Nous quittons la salle du jugement et marchons jusqu'à atteindre une porte bois, qu'il ouvre sans même toquer. Je rentre à sa suite pour découvrir une petite pièce éclairée par deux fenêtres longues et étroites entre lesquelles se tient une cheminée éteinte. Un homme aux cheveux clairs fait face à l'une d'elles. En tournant la tête vers ma droite, je constate qu'Eren est assis sur un canapé bleu, laissant la femme brune à lunettes soigner ses blessures. En me reconnaissant, il lâche d'une voix étonnée :
- Éléonore ?
Il ne s'attendait clairement pas à me trouver là. Je lui adresse un petit sourire, pendant que le caporal-chef Livaï se dirige vers Erwin, qui est adossé au mur opposé.
- Tu la reconnais ? lui demande-t-il en me désignant d'un geste de la tête.
- Oui, c'est la soeur d'Eren. Je l'ai entendue témoigner en sa faveur au procès.
- Figure-toi qu'elle souhaite rejoindre mon escouade, se déclarant même indispensable au bon déroulement de notre mission. T'en dis quoi ?
- J'aimerai entendre par moi-même ses arguments, déclare-t-il en se dirigeant vers moi pour me faire face.

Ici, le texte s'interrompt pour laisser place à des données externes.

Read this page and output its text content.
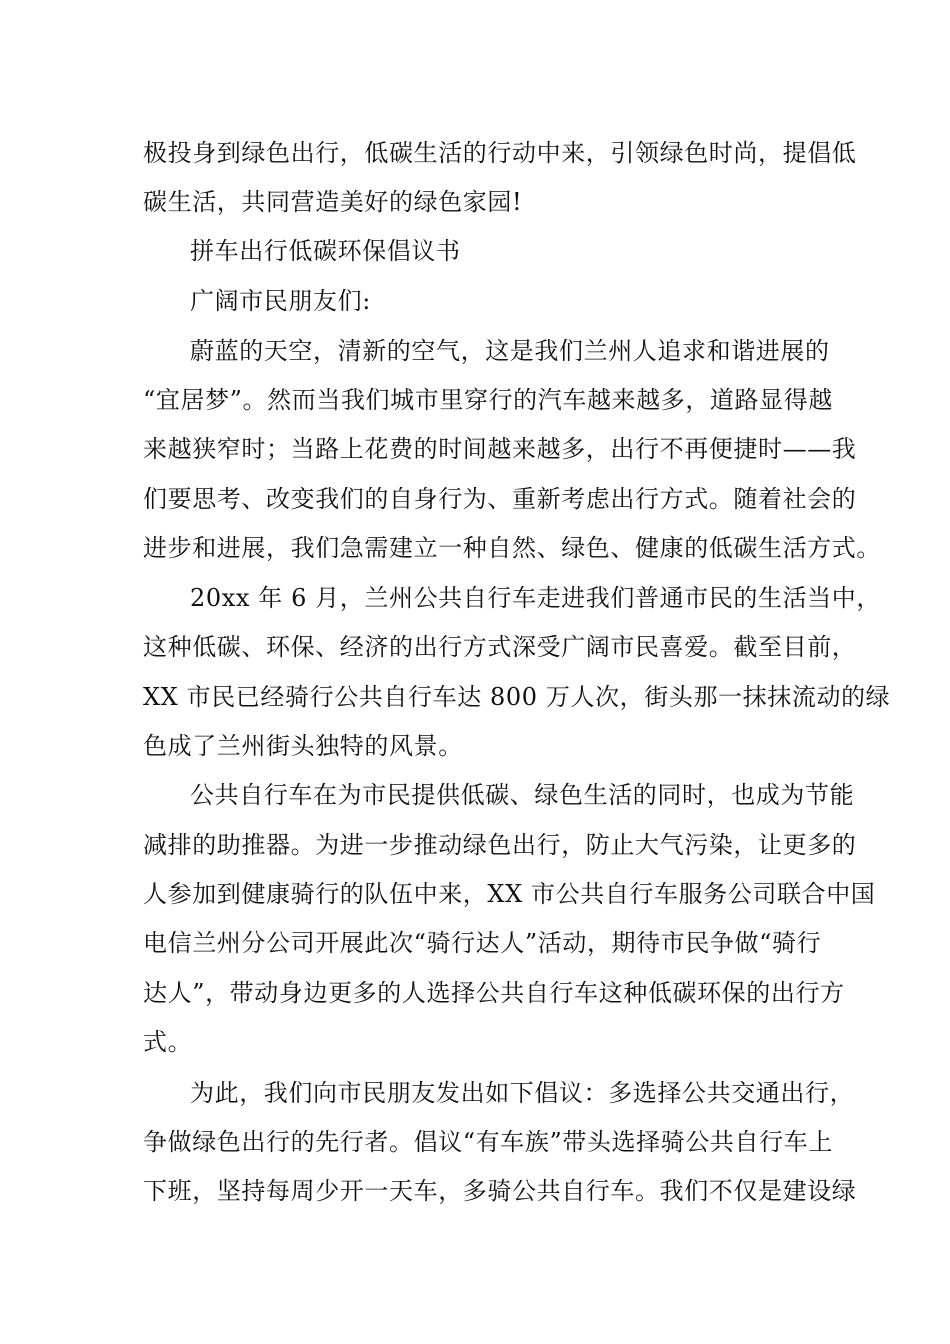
极投身到绿色出行，低碳生活的行动中来，引领绿色时尚，提倡低
碳生活，共同营造美好的绿色家园!
拼车出行低碳环保倡议书
广阔市民朋友们:
蔚蓝的天空，清新的空气，这是我们兰州人追求和谐进展的
“宜居梦”。然而当我们城市里穿行的汽车越来越多，道路显得越
来越狭窄时；当路上花费的时间越来越多，出行不再便捷时——我
们要思考、改变我们的自身行为、重新考虑出行方式。随着社会的
进步和进展，我们急需建立一种自然、绿色、健康的低碳生活方式。
20xx 年 6 月，兰州公共自行车走进我们普通市民的生活当中，
这种低碳、环保、经济的出行方式深受广阔市民喜爱。截至目前，
XX 市民已经骑行公共自行车达 800 万人次，街头那一抹抹流动的绿
色成了兰州街头独特的风景。
公共自行车在为市民提供低碳、绿色生活的同时，也成为节能
减排的助推器。为进一步推动绿色出行，防止大气污染，让更多的
人参加到健康骑行的队伍中来，XX 市公共自行车服务公司联合中国
电信兰州分公司开展此次“骑行达人”活动，期待市民争做“骑行
达人”，带动身边更多的人选择公共自行车这种低碳环保的出行方
式。
为此，我们向市民朋友发出如下倡议：多选择公共交通出行，
争做绿色出行的先行者。倡议“有车族”带头选择骑公共自行车上
下班，坚持每周少开一天车，多骑公共自行车。我们不仅是建设绿
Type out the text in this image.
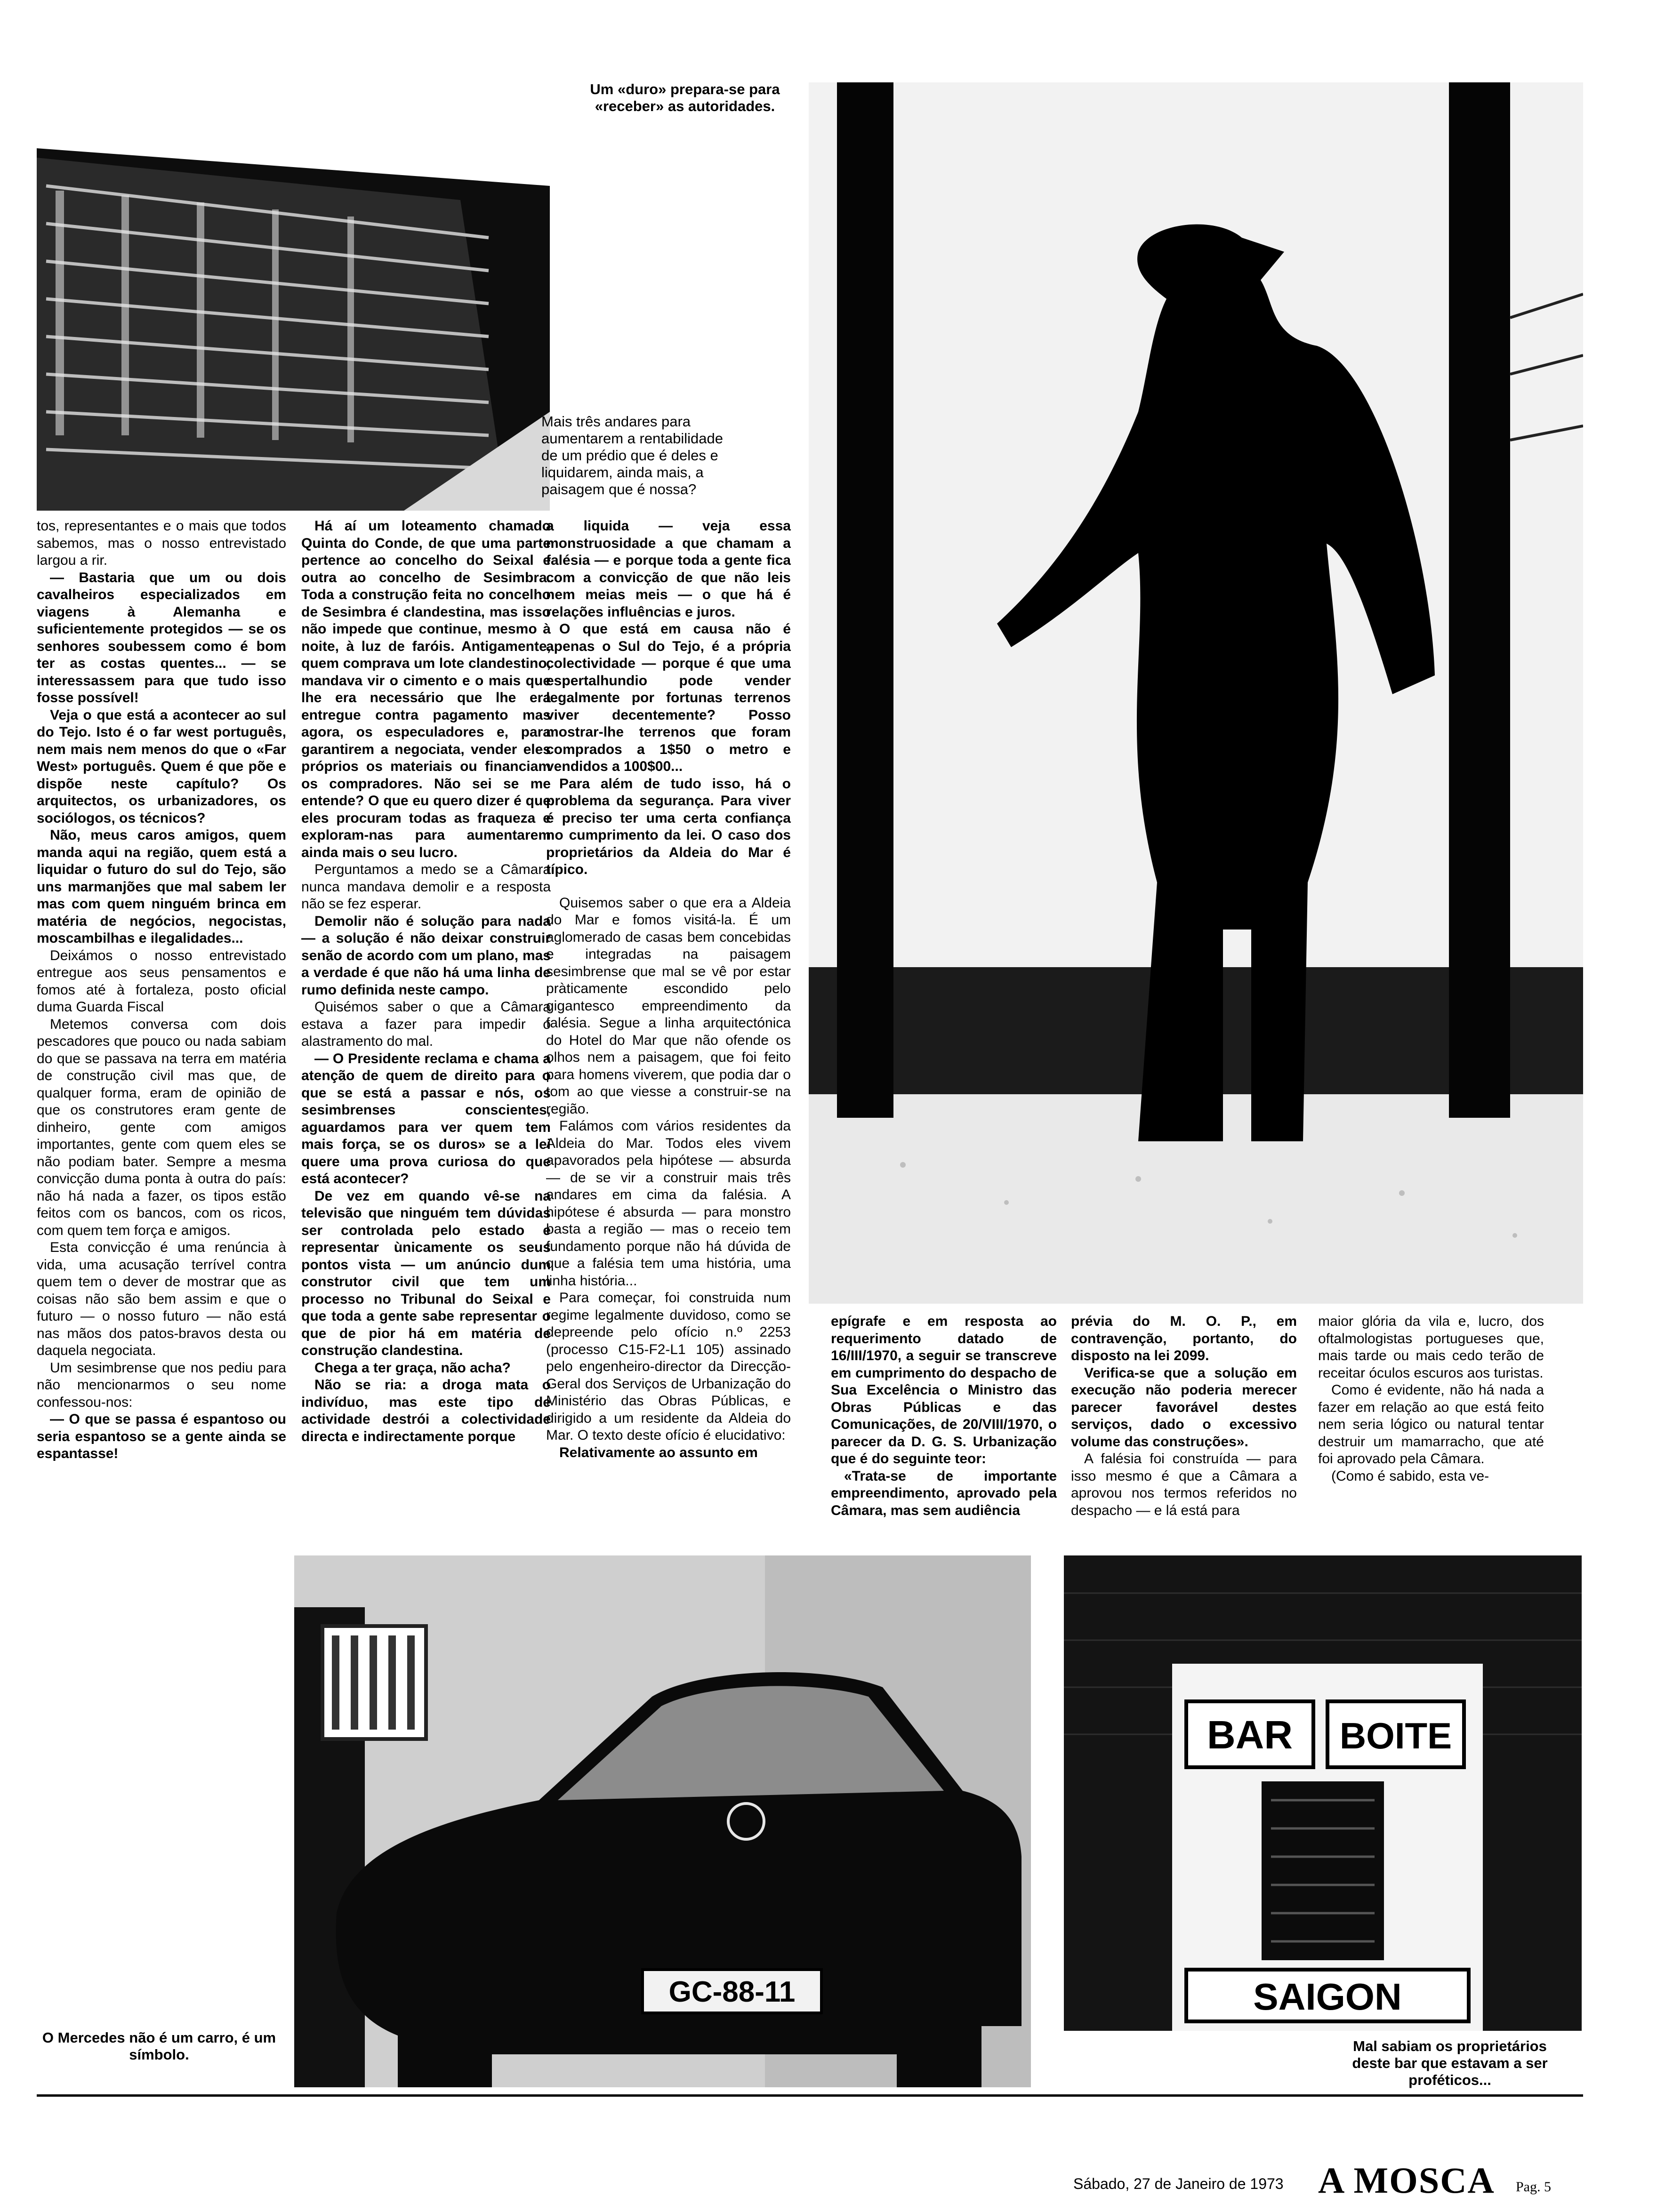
Um «duro» prepara-se para «receber» as autoridades.
Mais três andares para aumentarem a rentabilidade de um prédio que é deles e liquidarem, ainda mais, a paisagem que é nossa?

tos, representantes e o mais que todos sabemos, mas o nosso entrevistado largou a rir.

— Bastaria que um ou dois cavalheiros especializados em viagens à Alemanha e suficientemente protegidos — se os senhores soubessem como é bom ter as costas quentes... — se interessassem para que tudo isso fosse possível!

Veja o que está a acontecer ao sul do Tejo. Isto é o far west português, nem mais nem menos do que o «Far West» português. Quem é que põe e dispõe neste capítulo? Os arquitectos, os urbanizadores, os sociólogos, os técnicos?

Não, meus caros amigos, quem manda aqui na região, quem está a liquidar o futuro do sul do Tejo, são uns marmanjões que mal sabem ler mas com quem ninguém brinca em matéria de negócios, negocistas, moscambilhas e ilegalidades...

Deixámos o nosso entrevistado entregue aos seus pensamentos e fomos até à fortaleza, posto oficial duma Guarda Fiscal

Metemos conversa com dois pescadores que pouco ou nada sabiam do que se passava na terra em matéria de construção civil mas que, de qualquer forma, eram de opinião de que os construtores eram gente de dinheiro, gente com amigos importantes, gente com quem eles se não podiam bater. Sempre a mesma convicção duma ponta à outra do país: não há nada a fazer, os tipos estão feitos com os bancos, com os ricos, com quem tem força e amigos.

Esta convicção é uma renúncia à vida, uma acusação terrível contra quem tem o dever de mostrar que as coisas não são bem assim e que o futuro — o nosso futuro — não está nas mãos dos patos-bravos desta ou daquela negociata.

Um sesimbrense que nos pediu para não mencionarmos o seu nome confessou-nos:

— O que se passa é espantoso ou seria espantoso se a gente ainda se espantasse!

Há aí um loteamento chamado Quinta do Conde, de que uma parte pertence ao concelho do Seixal e outra ao concelho de Sesimbra. Toda a construção feita no concelho de Sesimbra é clandestina, mas isso não impede que continue, mesmo à noite, à luz de faróis. Antigamente, quem comprava um lote clandestino, mandava vir o cimento e o mais que lhe era necessário que lhe era entregue contra pagamento mas agora, os especuladores e, para garantirem a negociata, vender eles próprios os materiais ou financiam os compradores. Não sei se me entende? O que eu quero dizer é que eles procuram todas as fraqueza e exploram-nas para aumentarem ainda mais o seu lucro.

Perguntamos a medo se a Câmara nunca mandava demolir e a resposta não se fez esperar.

Demolir não é solução para nada — a solução é não deixar construir senão de acordo com um plano, mas a verdade é que não há uma linha de rumo definida neste campo.

Quisémos saber o que a Câmara estava a fazer para impedir o alastramento do mal.

— O Presidente reclama e chama a atenção de quem de direito para o que se está a passar e nós, os sesimbrenses conscientes, aguardamos para ver quem tem mais força, se os duros» se a lei quere uma prova curiosa do que está acontecer?

De vez em quando vê-se na televisão que ninguém tem dúvidas ser controlada pelo estado e representar ùnicamente os seus pontos vista — um anúncio dum construtor civil que tem um processo no Tribunal do Seixal e que toda a gente sabe representar o que de pior há em matéria de construção clandestina.

Chega a ter graça, não acha?

Não se ria: a droga mata o indivíduo, mas este tipo de actividade destrói a colectividade directa e indirectamente porque

a liquida — veja essa monstruosidade a que chamam a falésia — e porque toda a gente fica com a convicção de que não leis nem meias meis — o que há é relações influências e juros.

O que está em causa não é apenas o Sul do Tejo, é a própria colectividade — porque é que uma espertalhundio pode vender legalmente por fortunas terrenos viver decentemente? Posso mostrar-lhe terrenos que foram comprados a 1$50 o metro e vendidos a 100$00...

Para além de tudo isso, há o problema da segurança. Para viver é preciso ter uma certa confiança no cumprimento da lei. O caso dos proprietários da Aldeia do Mar é típico.

Quisemos saber o que era a Aldeia do Mar e fomos visitá-la. É um aglomerado de casas bem concebidas e integradas na paisagem sesimbrense que mal se vê por estar pràticamente escondido pelo gigantesco empreendimento da falésia. Segue a linha arquitectónica do Hotel do Mar que não ofende os olhos nem a paisagem, que foi feito para homens viverem, que podia dar o tom ao que viesse a construir-se na região.

Falámos com vários residentes da Aldeia do Mar. Todos eles vivem apavorados pela hipótese — absurda — de se vir a construir mais três andares em cima da falésia. A hipótese é absurda — para monstro basta a região — mas o receio tem fundamento porque não há dúvida de que a falésia tem uma história, uma linha história...

Para começar, foi construida num regime legalmente duvidoso, como se depreende pelo ofício n.º 2253 (processo C15-F2-L1 105) assinado pelo engenheiro-director da Direcção-Geral dos Serviços de Urbanização do Ministério das Obras Públicas, e dirigido a um residente da Aldeia do Mar. O texto deste ofício é elucidativo:

Relativamente ao assunto em

epígrafe e em resposta ao requerimento datado de 16/III/1970, a seguir se transcreve em cumprimento do despacho de Sua Excelência o Ministro das Obras Públicas e das Comunicações, de 20/VIII/1970, o parecer da D. G. S. Urbanização que é do seguinte teor:

«Trata-se de importante empreendimento, aprovado pela Câmara, mas sem audiência

prévia do M. O. P., em contravenção, portanto, do disposto na lei 2099.

Verifica-se que a solução em execução não poderia merecer parecer favorável destes serviços, dado o excessivo volume das construções».

A falésia foi construída — para isso mesmo é que a Câmara a aprovou nos termos referidos no despacho — e lá está para

maior glória da vila e, lucro, dos oftalmologistas portugueses que, mais tarde ou mais cedo terão de receitar óculos escuros aos turistas.

Como é evidente, não há nada a fazer em relação ao que está feito nem seria lógico ou natural tentar destruir um mamarracho, que até foi aprovado pela Câmara.

(Como é sabido, esta ve-

GC-88-11
O Mercedes não é um carro, é um símbolo.
BAR BOITE
SAIGON
Mal sabiam os proprietários deste bar que estavam a ser proféticos...
Sábado, 27 de Janeiro de 1973 A MOSCA Pag. 5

- Oui. Sauf votre respect, major, je connais Eren mieux que quiconque et suis donc la plus à même de le calmer si jamais il venait à perdre le contrôle, contrairement à vous qui n'êtes encore pour lui que des étrangers. Le tuer ne sera ainsi pas nécessaire pour l'empêcher de faire des dégâts et les chances de réussite de reconquête du mur Maria s'en verront multipliées, sans compter que le bataillon d'exploration comptera en même temps un nouvel effectif, ce qui est certes peu, mais non négligeable.
- Je vois. Tes arguments sont justes et ton élocution bonne, ce qui te rend extrêmement convaincante. Je ne peux donc refuser ta demande, ajoute-t-il avec un sourire complice. Bienvenue au bataillon d'exploration, Éléonore Jäger, conclut-il en me tendant sa main. Je suis enchanté de faire ta connaissance.
- Merci, major Erwin ! m'exclamé-je en la serrant chaleureusement. Tout le plaisir est pour moi.
Ces mots sont on ne peut plus honnêtes. Je suis ravie d'attirer les compliments d'un homme réputé pour son intelligence et son charisme, entre autres innombrables qualités.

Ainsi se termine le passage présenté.